Search code examples
rhadoopamazon-simpledbmahoutgoogle-bigquery

Recommendations using R with SimpleDB or BigQuery or using PHP with SimpleDB


I am currently working on system that generated product recommendations like those on Amazon : "People who bought this also bought this.."

Current Scenario:

  • Extract the Google Analytics data of the client and insert it in database.

  • On the website of the client, on load of product page the API call is made to get the recommendations of the product being viewed.

  • When API receives the product ID as request it looks in the database and retrieves (using association rules) the recommended product IDs and sends them as response.

  • The list of these product Ids will be processed to get the product details(image,price..) at the client end and displayed on website.

  • Currently I am using PHP and MYSQL with gapi package and REST api storage on AMAZON EC2 .

My Question is: Now, if I have to choose amongst the following, which will be the best choice to implement the above mentioned concept.

  • PHP with SimpleDB or BIGQuery.

  • R language with BIGQuery.

  • RHIPE-(R and hadoop ) with SimpleDB.

  • Apache Mahout.

Plese help!


Solution

  • This isn't so easy to answer, because the constraints are fairly specialized.

    The following considerations can be made, though:

    1. BIGQuery is not yet public. Thus, with a small usage base, even if you are in the preview population, it will be harder to get advice on improvement.
    2. Each of your answers asked about a modeling system & a storage system. Apache Mahout is not a storage mechanism, so it won't necessarily work on its own. I used to believe that its machine learning implementations were a a pastiche of a few Google Summer of Code, but I've updated that view on the suggestion of a commenter. It still looks like it has rather uneven and spotty coverage of different algorithms, and it's not particularly clear how the components are supported or maintained. I encourage an evangelist for Mahout to address this.

    As a result, this eliminates the 1st, 2nd, and 4th options.

    What I don't quite get is the need for a real-time server to utilize Hadoop and RHIPE. That should be done in your batch processing for developing the recommendation models, not in real-time. I suppose you could use RHIPE as a simple one-stop front end for firing off queries.

    I'd recommend using RApache instead of RHIPE, because you can get your packages and models pre-loaded.
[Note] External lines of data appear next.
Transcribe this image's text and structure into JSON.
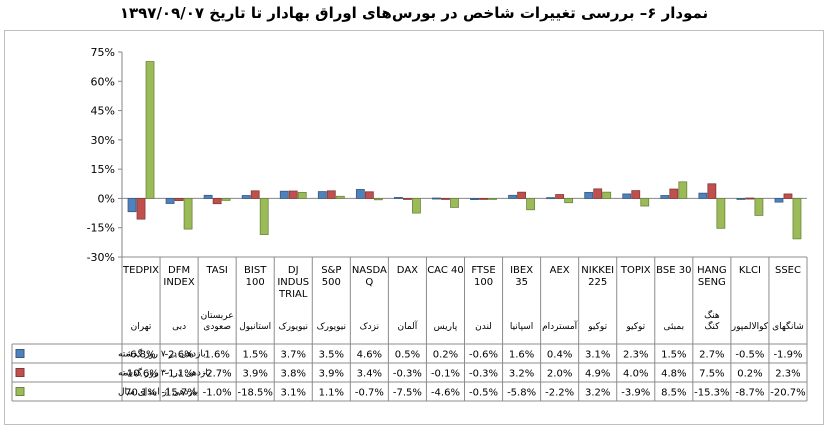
{
  "title": "نمودار ۶– بررسی تغییرات شاخص در بورس‌های اوراق بهادار تا تاریخ ۱۳۹۷/۰۹/۰۷",
  "chart_data": {
    "type": "bar",
    "ylim": [
      -30,
      75
    ],
    "yticks": [
      "75%",
      "60%",
      "45%",
      "30%",
      "15%",
      "0%",
      "-15%",
      "-30%"
    ],
    "ytick_values": [
      75,
      60,
      45,
      30,
      15,
      0,
      -15,
      -30
    ],
    "grid": false,
    "legend": "table",
    "categories": [
      "TEDPIX",
      "DFM INDEX",
      "TASI",
      "BIST 100",
      "DJ INDUS TRIAL",
      "S&P 500",
      "NASDA Q",
      "DAX",
      "CAC 40",
      "FTSE 100",
      "IBEX 35",
      "AEX",
      "NIKKEI 225",
      "TOPIX",
      "BSE 30",
      "HANG SENG",
      "KLCI",
      "SSEC"
    ],
    "category_lines": [
      [
        "TEDPIX"
      ],
      [
        "DFM",
        "INDEX"
      ],
      [
        "TASI"
      ],
      [
        "BIST",
        "100"
      ],
      [
        "DJ",
        "INDUS",
        "TRIAL"
      ],
      [
        "S&P",
        "500"
      ],
      [
        "NASDA",
        "Q"
      ],
      [
        "DAX"
      ],
      [
        "CAC 40"
      ],
      [
        "FTSE",
        "100"
      ],
      [
        "IBEX",
        "35"
      ],
      [
        "AEX"
      ],
      [
        "NIKKEI",
        "225"
      ],
      [
        "TOPIX"
      ],
      [
        "BSE 30"
      ],
      [
        "HANG",
        "SENG"
      ],
      [
        "KLCI"
      ],
      [
        "SSEC"
      ]
    ],
    "locations": [
      [
        "تهران"
      ],
      [
        "دبی"
      ],
      [
        "عربستان",
        "صعودی"
      ],
      [
        "استانبول"
      ],
      [
        "نیویورک"
      ],
      [
        "نیویورک"
      ],
      [
        "نزدک"
      ],
      [
        "آلمان"
      ],
      [
        "پاریس"
      ],
      [
        "لندن"
      ],
      [
        "اسپانیا"
      ],
      [
        "آمستردام"
      ],
      [
        "توکیو"
      ],
      [
        "توکیو"
      ],
      [
        "بمبئی"
      ],
      [
        "هنگ",
        "کنگ"
      ],
      [
        "کوالالمپور"
      ],
      [
        "شانگهای"
      ]
    ],
    "series": [
      {
        "name": "بازدهی در ۷ روز گذشته",
        "color": "#4f81bd",
        "values": [
          -6.8,
          -2.6,
          1.6,
          1.5,
          3.7,
          3.5,
          4.6,
          0.5,
          0.2,
          -0.6,
          1.6,
          0.4,
          3.1,
          2.3,
          1.5,
          2.7,
          -0.5,
          -1.9
        ],
        "labels": [
          "-6.8%",
          "-2.6%",
          "1.6%",
          "1.5%",
          "3.7%",
          "3.5%",
          "4.6%",
          "0.5%",
          "0.2%",
          "-0.6%",
          "1.6%",
          "0.4%",
          "3.1%",
          "2.3%",
          "1.5%",
          "2.7%",
          "-0.5%",
          "-1.9%"
        ]
      },
      {
        "name": "بازدهی در ۳۰ روز گذشته",
        "color": "#c0504d",
        "values": [
          -10.6,
          -1.1,
          -2.7,
          3.9,
          3.8,
          3.9,
          3.4,
          -0.3,
          -0.1,
          -0.3,
          3.2,
          2.0,
          4.9,
          4.0,
          4.8,
          7.5,
          0.2,
          2.3
        ],
        "labels": [
          "-10.6%",
          "-1.1%",
          "-2.7%",
          "3.9%",
          "3.8%",
          "3.9%",
          "3.4%",
          "-0.3%",
          "-0.1%",
          "-0.3%",
          "3.2%",
          "2.0%",
          "4.9%",
          "4.0%",
          "4.8%",
          "7.5%",
          "0.2%",
          "2.3%"
        ]
      },
      {
        "name": "بازدهی از ابتدای سال",
        "color": "#9bbb59",
        "values": [
          70.1,
          -15.7,
          -1.0,
          -18.5,
          3.1,
          1.1,
          -0.7,
          -7.5,
          -4.6,
          -0.5,
          -5.8,
          -2.2,
          3.2,
          -3.9,
          8.5,
          -15.3,
          -8.7,
          -20.7
        ],
        "labels": [
          "70.1%",
          "-15.7%",
          "-1.0%",
          "-18.5%",
          "3.1%",
          "1.1%",
          "-0.7%",
          "-7.5%",
          "-4.6%",
          "-0.5%",
          "-5.8%",
          "-2.2%",
          "3.2%",
          "-3.9%",
          "8.5%",
          "-15.3%",
          "-8.7%",
          "-20.7%"
        ]
      }
    ]
  }
}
I see no advantage to using Hadoop in the front end, but it would be a very natural back end system for the model fitting.

    (Update 1) Other interface options include RServe (http://www.rforge.net/Rserve/) and possibly RStudio in server mode. There are R/PHP interfaces (see comments below), but I suspect it would be better to access R through HTTP or TCP/IP.

    (Update 2) Addressing the whole process, the basic idea I see is that you could query the data from PHP and pass to R or, if you wish to query from within R, look at the link in the comments (to the OmegaHat tools) or post a new question about R & SimpleDB - I'm sure someone else on SO would be able to give better insight on this particular connection. RApache would let you instantiate many R processes already prepared with packages loaded and data in RAM; thus you would only need to pass whatever data needs to be used for prediction. If your new data is a small vector then RApache should be fine, and it seems this is correct for the data being processed in real-time.